# Need New Bike For Electric Conversion



## Metallover (Feb 12, 2011)

Hello to everyone!

I want to re-build my electric bike for the summer! I currently have all of my parts on a Mongoose Blackcomb that I purchased used from a friend for $50. It served its purpose, but after 1000 miles at 40mph it is starting to show its price. 

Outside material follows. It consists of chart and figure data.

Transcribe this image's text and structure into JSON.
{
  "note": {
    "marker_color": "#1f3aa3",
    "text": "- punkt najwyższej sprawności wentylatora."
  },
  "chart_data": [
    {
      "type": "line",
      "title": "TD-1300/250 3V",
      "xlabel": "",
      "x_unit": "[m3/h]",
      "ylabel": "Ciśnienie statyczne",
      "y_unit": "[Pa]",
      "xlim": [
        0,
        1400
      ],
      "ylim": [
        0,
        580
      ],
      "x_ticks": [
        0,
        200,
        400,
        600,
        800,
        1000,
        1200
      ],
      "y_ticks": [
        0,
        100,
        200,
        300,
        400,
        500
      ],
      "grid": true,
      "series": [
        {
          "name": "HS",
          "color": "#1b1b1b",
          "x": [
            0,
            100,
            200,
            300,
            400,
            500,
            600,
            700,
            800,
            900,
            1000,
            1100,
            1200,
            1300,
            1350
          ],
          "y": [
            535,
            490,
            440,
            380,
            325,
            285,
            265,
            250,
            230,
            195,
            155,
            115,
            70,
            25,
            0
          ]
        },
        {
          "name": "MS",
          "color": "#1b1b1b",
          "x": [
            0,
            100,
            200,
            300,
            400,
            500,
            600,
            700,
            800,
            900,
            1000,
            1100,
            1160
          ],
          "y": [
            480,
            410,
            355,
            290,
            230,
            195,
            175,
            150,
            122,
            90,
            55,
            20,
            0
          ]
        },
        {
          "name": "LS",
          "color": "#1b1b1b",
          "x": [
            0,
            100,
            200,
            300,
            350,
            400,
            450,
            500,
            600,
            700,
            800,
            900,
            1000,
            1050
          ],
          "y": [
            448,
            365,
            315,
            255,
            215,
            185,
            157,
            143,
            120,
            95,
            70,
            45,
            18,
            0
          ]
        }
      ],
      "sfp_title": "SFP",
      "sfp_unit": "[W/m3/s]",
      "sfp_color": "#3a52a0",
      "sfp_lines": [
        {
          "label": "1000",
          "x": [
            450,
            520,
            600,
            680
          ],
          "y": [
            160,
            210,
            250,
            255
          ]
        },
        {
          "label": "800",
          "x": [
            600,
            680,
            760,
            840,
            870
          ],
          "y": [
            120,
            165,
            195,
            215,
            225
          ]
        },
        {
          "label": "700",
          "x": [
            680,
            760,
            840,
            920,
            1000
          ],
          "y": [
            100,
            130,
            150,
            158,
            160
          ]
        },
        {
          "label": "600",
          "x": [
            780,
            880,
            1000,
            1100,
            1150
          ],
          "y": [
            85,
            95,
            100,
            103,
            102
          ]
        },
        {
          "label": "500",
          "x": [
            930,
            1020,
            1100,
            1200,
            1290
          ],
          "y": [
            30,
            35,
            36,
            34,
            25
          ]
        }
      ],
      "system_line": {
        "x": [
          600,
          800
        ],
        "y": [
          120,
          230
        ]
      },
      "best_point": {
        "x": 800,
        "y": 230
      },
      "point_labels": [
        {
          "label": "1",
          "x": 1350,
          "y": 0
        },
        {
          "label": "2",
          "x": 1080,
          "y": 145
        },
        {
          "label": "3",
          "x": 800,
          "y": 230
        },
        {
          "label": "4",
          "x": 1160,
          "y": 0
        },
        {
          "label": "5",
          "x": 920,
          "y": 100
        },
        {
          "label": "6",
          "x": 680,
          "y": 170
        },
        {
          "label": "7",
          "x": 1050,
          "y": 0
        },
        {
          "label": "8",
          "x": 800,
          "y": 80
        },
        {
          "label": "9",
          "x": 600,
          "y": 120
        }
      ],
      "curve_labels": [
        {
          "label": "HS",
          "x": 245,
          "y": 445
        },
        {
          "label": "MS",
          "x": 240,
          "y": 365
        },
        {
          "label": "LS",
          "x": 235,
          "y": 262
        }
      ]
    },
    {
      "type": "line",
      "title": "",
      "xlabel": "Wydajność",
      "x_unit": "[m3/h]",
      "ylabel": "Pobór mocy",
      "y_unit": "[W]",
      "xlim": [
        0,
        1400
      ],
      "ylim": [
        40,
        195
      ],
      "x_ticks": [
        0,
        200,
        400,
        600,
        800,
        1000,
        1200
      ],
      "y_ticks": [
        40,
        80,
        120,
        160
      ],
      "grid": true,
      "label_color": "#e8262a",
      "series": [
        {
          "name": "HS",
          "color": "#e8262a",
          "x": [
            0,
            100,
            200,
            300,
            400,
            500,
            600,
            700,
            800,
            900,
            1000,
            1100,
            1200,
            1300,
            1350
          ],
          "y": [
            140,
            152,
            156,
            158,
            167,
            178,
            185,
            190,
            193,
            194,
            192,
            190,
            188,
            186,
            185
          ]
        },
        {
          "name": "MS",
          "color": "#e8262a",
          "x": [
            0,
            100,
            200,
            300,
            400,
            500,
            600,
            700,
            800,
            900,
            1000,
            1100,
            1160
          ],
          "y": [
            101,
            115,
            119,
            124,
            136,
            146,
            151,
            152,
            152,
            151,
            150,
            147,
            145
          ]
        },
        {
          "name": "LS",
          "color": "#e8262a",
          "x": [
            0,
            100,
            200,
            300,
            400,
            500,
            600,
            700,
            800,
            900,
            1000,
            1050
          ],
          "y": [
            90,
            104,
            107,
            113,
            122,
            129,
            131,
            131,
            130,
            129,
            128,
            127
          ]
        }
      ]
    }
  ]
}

I need a new bike, and my budget is,,, well I spent all of my cash on the electronics so I only have $400-$500 left for a bike.  I will turn 18 this summer and I am a Junior in HS. I am in too many sports to get a job until the summer.  It has stopped snowing much and the lawns won't be ready to mow for a few months, so money is really tight ATM.  The bike needs:

-Steel rear dropouts (for the motor)
-Full suspension
-F/R disc brakes (can always upgrade the front ones)
-Place for batteries (but I can get creative if needed)
-Room for 2.4"+ tires

I only weigh 150lbs but I let people ride it that weigh more so weight doesn't really matter. Weight is further irrelevant because I will be adding 15lbs of batteries and a 14lb motor among other parts. However, the rear suspension needs to be up to the task of containing the 14lb rear wheel! 

I ride on pavement, gravel roads, and bomb across the occasional field or two.  I need the full suspension for the long rides on gravel roads! I won't do any jumping.

Now for the new bike, I was considering a FS Dawes - https://www.bikesdirect.com/products/dawes/rh_25.htm

I would also buy used, but I am a little weary about shipping. Pinkbike also... the prices aren't always what they appear on the listing and I don't want to sound like an idiot lowballing people. I don't want to spend much over $500 after shipping and it shipping is a gray area to me on pinkbike. 

Any suggestions? 

(direct links) Here is the bike in its current state. I have the ski on it now and when the conditions are right it's fun as hell! And here's a link to some videos.


----------



## AZ (Apr 14, 2009)

http://forums.mtbr.com/forumdisplay.php?f=167


----------



## Metallover (Feb 12, 2011)

I understand there is an electric section of the forum, but I posted here because I thought I would get better responses about picking a bike versus electric parts. 

I am also on endless sphere forums where they focus more on the electric part of it and that is another reason why I posted here, so I could get some opinions from non-electric riders who know more about the actual bikes.

I have been fooling around on pinkbikes and I have found some DH bikes for around $500. Hopefully I can come up with one of those!

specifically this kona Stab Garbanzo might be good? - http://www.pinkbike.com/buysell/742564/


----------



## rider95 (Mar 30, 2016)

The big problem is of course were to put the battery with that frame were the shock is it will be hard , most of the endless S guys don,t care or understand how important it is for a E bike to carry battery weight as low as you can . You are right to be looking at higher end DH and full suspension bikes you can get really goods one used cheap ! , I have pics on the Endless Sphere forms of mine its a 2001 intense tracer . One of the best full suspension frames to convert , measure your battery find the frame that will carry it best you will have a much better E bike for trail use


----------



## watts888 (Oct 2, 2012)

HA. zombie killer


----------